Berdasarkan hal tersebut diatas, maka perguruan tinggi harus bisa meramu metode pendidikan baru yang mampu menyesuaikan kebutuhan di era kekinian, yaitu :
Pertama, Pendidikan yang diselenggarakan atas dasar semangat discovery. Model pendidikan semacam ini mengorientasikan kegiatannya untuk dapat meraih "penemuan-penemuan" besar yang berguna bagi perubahan-perubahan kehidupan manusia di masa depan. Riset-risetnya dilakukan atas dasar "kerja kolektif" untuk diarahkan pada "penyelesaian masalah-masalah besar" dan "penemuan-penemuan besar" sehingga metode pendidikan yang diselenggarakan perguruan tinggi harus benar benar fokus bidang kajian prodi keilmuan yang diselenggarakan.
Kedua, pendidikan yang diselenggarakan atas semangat berpikir asembling, atau pendidikan yang diselenggarakan untuk melembagakan cara berpikir "perakit", Â sehingga tugas utamanya melahirkan sebanyak-banyaknya tenaga ahli perakit yang sangat dibutuhkan oleh dunia usaha dan industri.
Pendidikan seperti ini mungkin mirip pendidikan vokasi, tetapi bedanya terletak pada "cara berpikir" yang luas, melintas disiplin, dan kompetensi yang dihasilkannya mampu melahirkan produk-produk baru, baik berupa barang maupun jasa. Mungkin pendidikan semacam ini tepat disebut "pendidikan vokasi plus". Dibeberapa negara Asia tampaknya telah memberi perhatian besar terhadap pengembangan pendidikan semacam ini.

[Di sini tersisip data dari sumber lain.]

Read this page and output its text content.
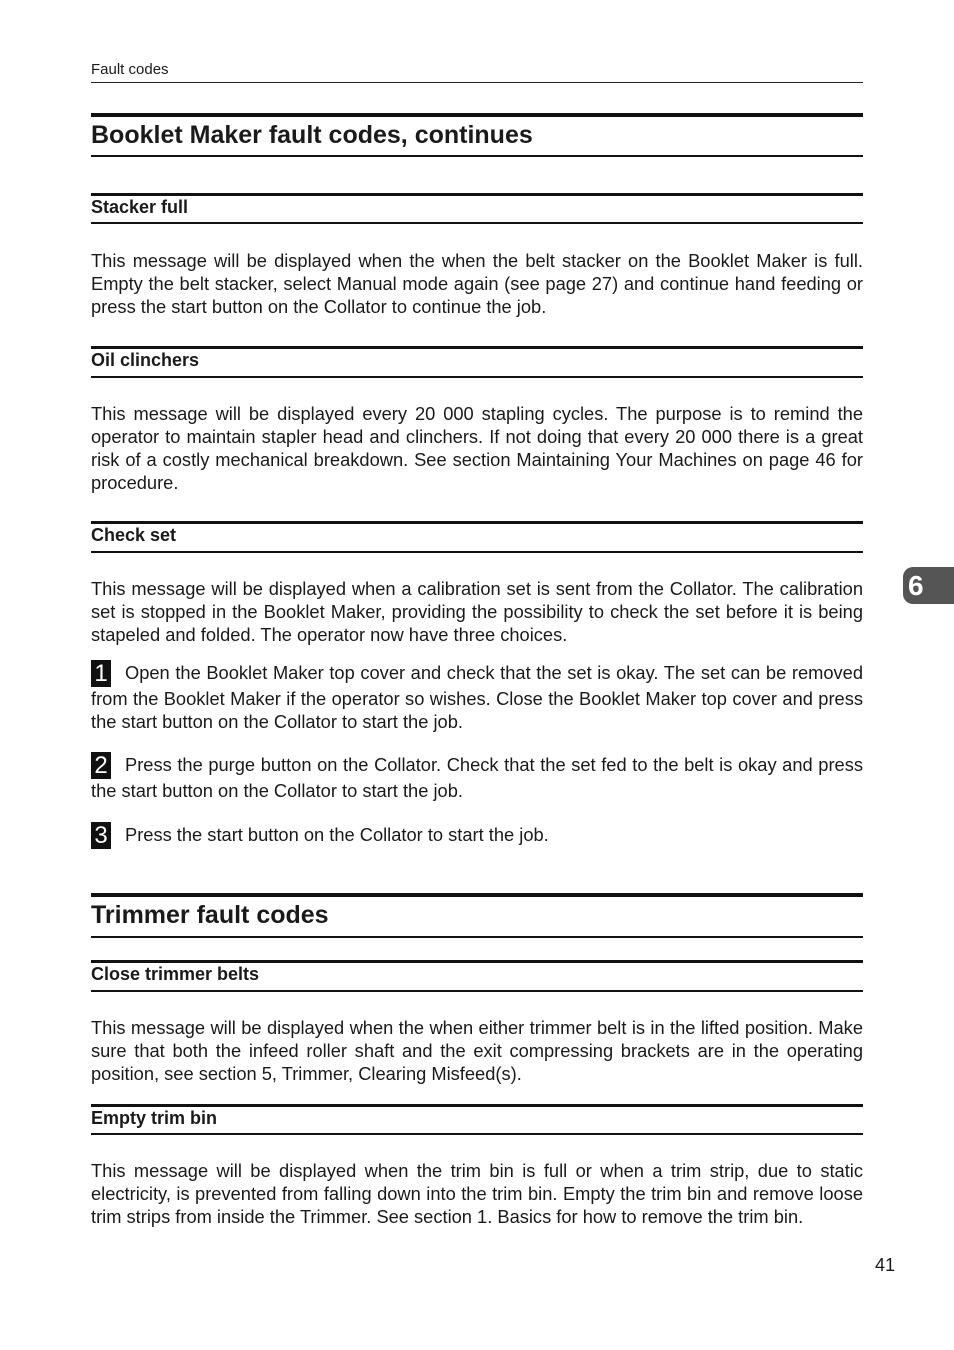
Fault codes
Booklet Maker fault codes, continues
Stacker full
This message will be displayed when the when the belt stacker on the Booklet Maker is full. Empty the belt stacker, select Manual mode again (see page 27) and continue hand feeding or press the start button on the Collator to continue the job.
Oil clinchers
This message will be displayed every 20 000 stapling cycles. The purpose is to remind the operator to maintain stapler head and clinchers. If not doing that every 20 000 there is a great risk of a costly mechanical breakdown. See section Maintaining Your Machines on page 46 for procedure.
Check set
This message will be displayed when a calibration set is sent from the Collator. The calibration set is stopped in the Booklet Maker, providing the possibility to check the set before it is being stapeled and folded. The operator now have three choices.
1 Open the Booklet Maker top cover and check that the set is okay. The set can be removed from the Booklet Maker if the operator so wishes. Close the Booklet Maker top cover and press the start button on the Collator to start the job.
2 Press the purge button on the Collator. Check that the set fed to the belt is okay and press the start button on the Collator to start the job.
3 Press the start button on the Collator to start the job.
Trimmer fault codes
Close trimmer belts
This message will be displayed when the when either trimmer belt is in the lifted position. Make sure that both the infeed roller shaft and the exit compressing brackets are in the operating position, see section 5, Trimmer, Clearing Misfeed(s).
Empty trim bin
This message will be displayed when the trim bin is full or when a trim strip, due to static electricity, is prevented from falling down into the trim bin. Empty the trim bin and remove loose trim strips from inside the Trimmer. See section 1. Basics for how to remove the trim bin.
6
41
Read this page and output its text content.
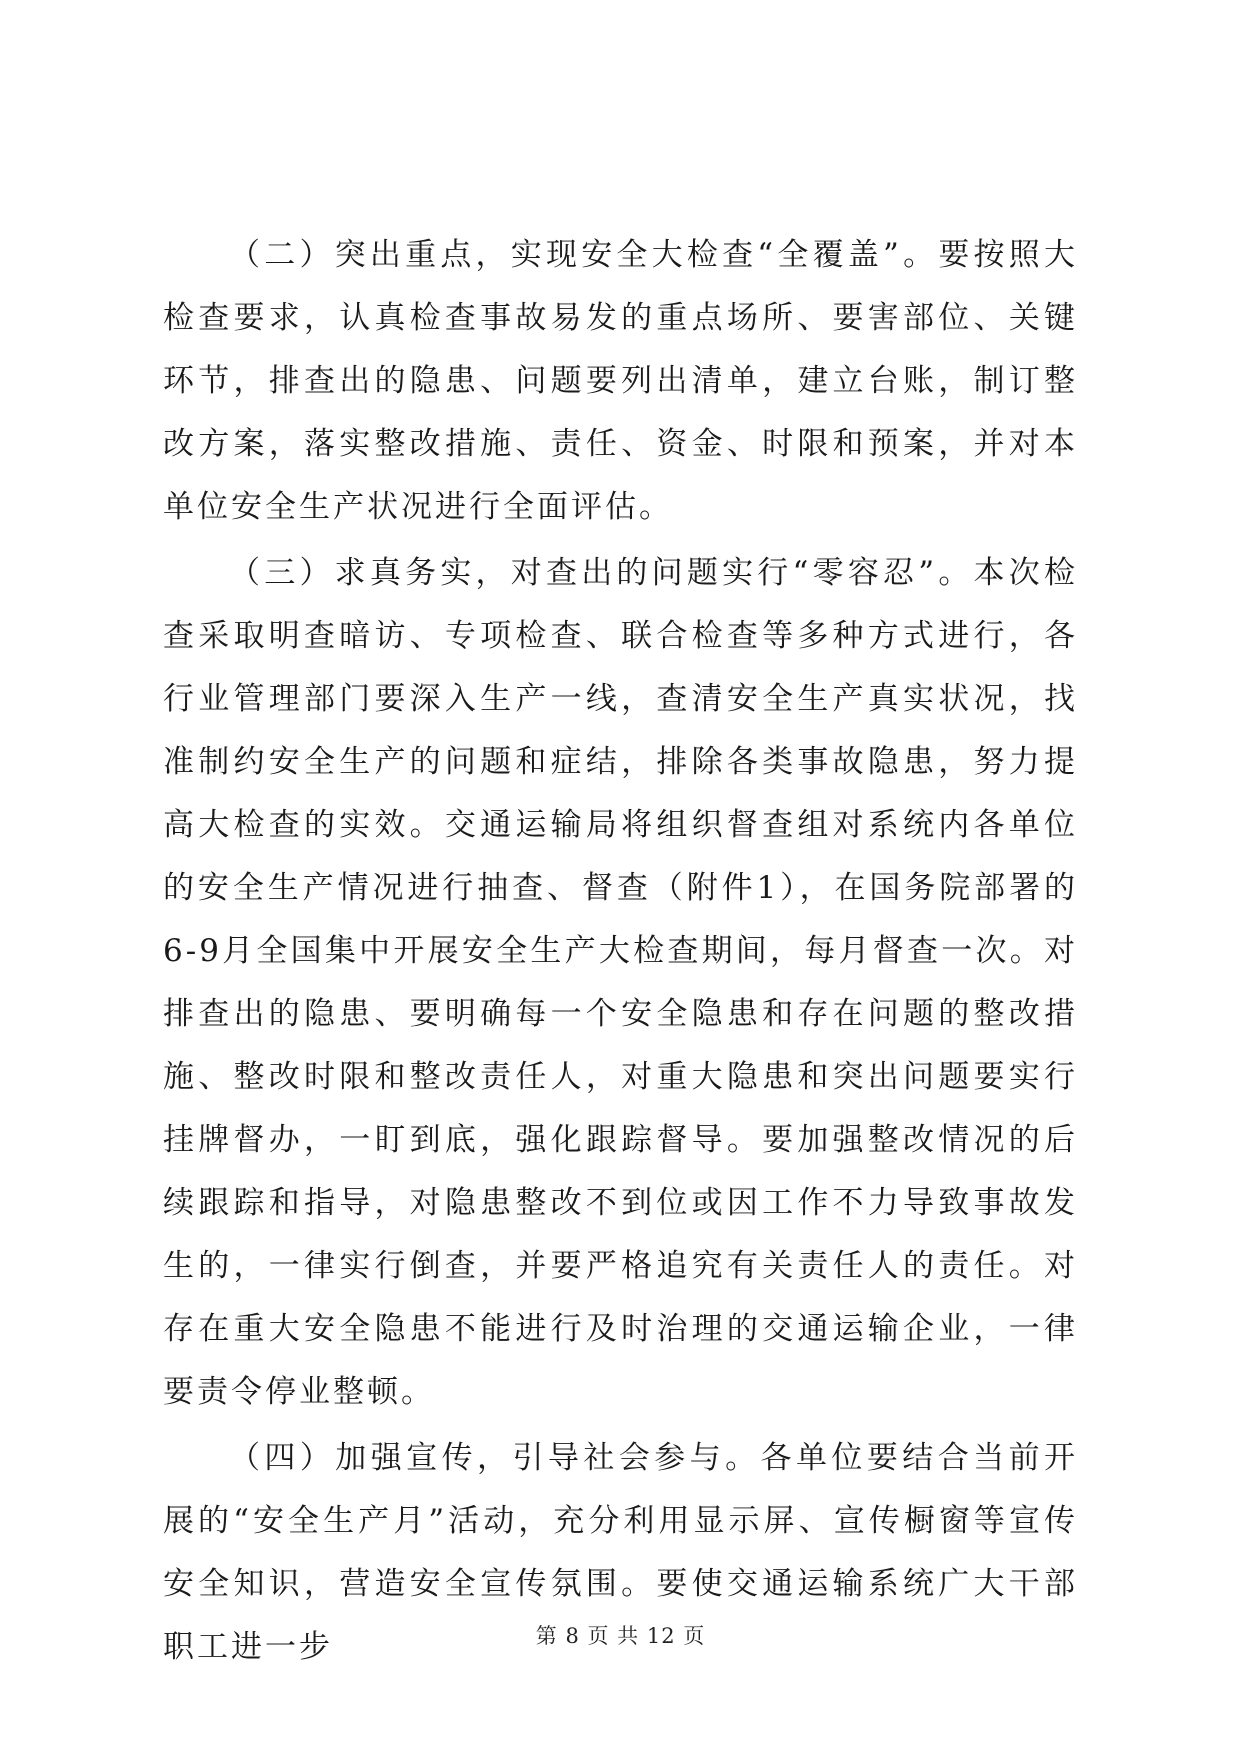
（二）突出重点，实现安全大检查“全覆盖”。要按照大检查要求，认真检查事故易发的重点场所、要害部位、关键环节，排查出的隐患、问题要列出清单，建立台账，制订整改方案，落实整改措施、责任、资金、时限和预案，并对本单位安全生产状况进行全面评估。

（三）求真务实，对查出的问题实行“零容忍”。本次检查采取明查暗访、专项检查、联合检查等多种方式进行，各行业管理部门要深入生产一线，查清安全生产真实状况，找准制约安全生产的问题和症结，排除各类事故隐患，努力提高大检查的实效。交通运输局将组织督查组对系统内各单位的安全生产情况进行抽查、督查（附件1），在国务院部署的6-9月全国集中开展安全生产大检查期间，每月督查一次。对排查出的隐患、要明确每一个安全隐患和存在问题的整改措施、整改时限和整改责任人，对重大隐患和突出问题要实行挂牌督办，一盯到底，强化跟踪督导。要加强整改情况的后续跟踪和指导，对隐患整改不到位或因工作不力导致事故发生的，一律实行倒查，并要严格追究有关责任人的责任。对存在重大安全隐患不能进行及时治理的交通运输企业，一律要责令停业整顿。

（四）加强宣传，引导社会参与。各单位要结合当前开展的“安全生产月”活动，充分利用显示屏、宣传橱窗等宣传安全知识，营造安全宣传氛围。要使交通运输系统广大干部职工进一步	第 8 页 共 12 页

Ketiga, memanggil masuk para pelaku pasar dan dunia industri yang berhasil yang dikenal dengan istilah para praktisi atau penggiat dunia usaha dan industri. Jadikan mereka dosen, tanpa pernah memperdulikan title akademiknya. Mereka diminta menyampaikan secara gamblang apa yang mereka lakukan setiap saat sehingga peserta didik memiliki semangat dan motivasi untuk bisa seperti mereka. Kehadiran mereka akan dapat memeberikan perubahan dan membuat terobosan kehidupan, baik dari aspek sains, kedokteran, sastra atau humaniora.
Keempat, pendidikan yang diselenggarakan harus dikembangkan kajian bukan berbasis disiplin ilmu semata tetapi berbasis kebutuhan pasar. Titel akademik tidak lagi yang menentukan spesifikasi, tapi sertifikat ahli dari figur sentral dalam keilmuan yang ditekuni. Kuliah tidak perlu ditawarkan di ruang kelas, tapi di tempat praktek yang ditentukan oleh patron tadi. Datangkan 'futurelog' yang bisa memprediski revolusi kehidupan apa yang akan terjadi ke depan. Dunia pendidikan segera bergerak ke arah sana.
Dengan menyelenggarakan empat arus utama pendidikan tinggi semacam itu, selaian eksistensi pendidikan tinggi tetap dapat dipertahankan, maka pendidikan tinggi dikembalikan lagi perannya sebagai pemandu atau penuntun peradaban manusia, bukannya sebagai pembebek (pengekor) apa saja yang telah dilakukan oleh dunia kerja dan dunia industri.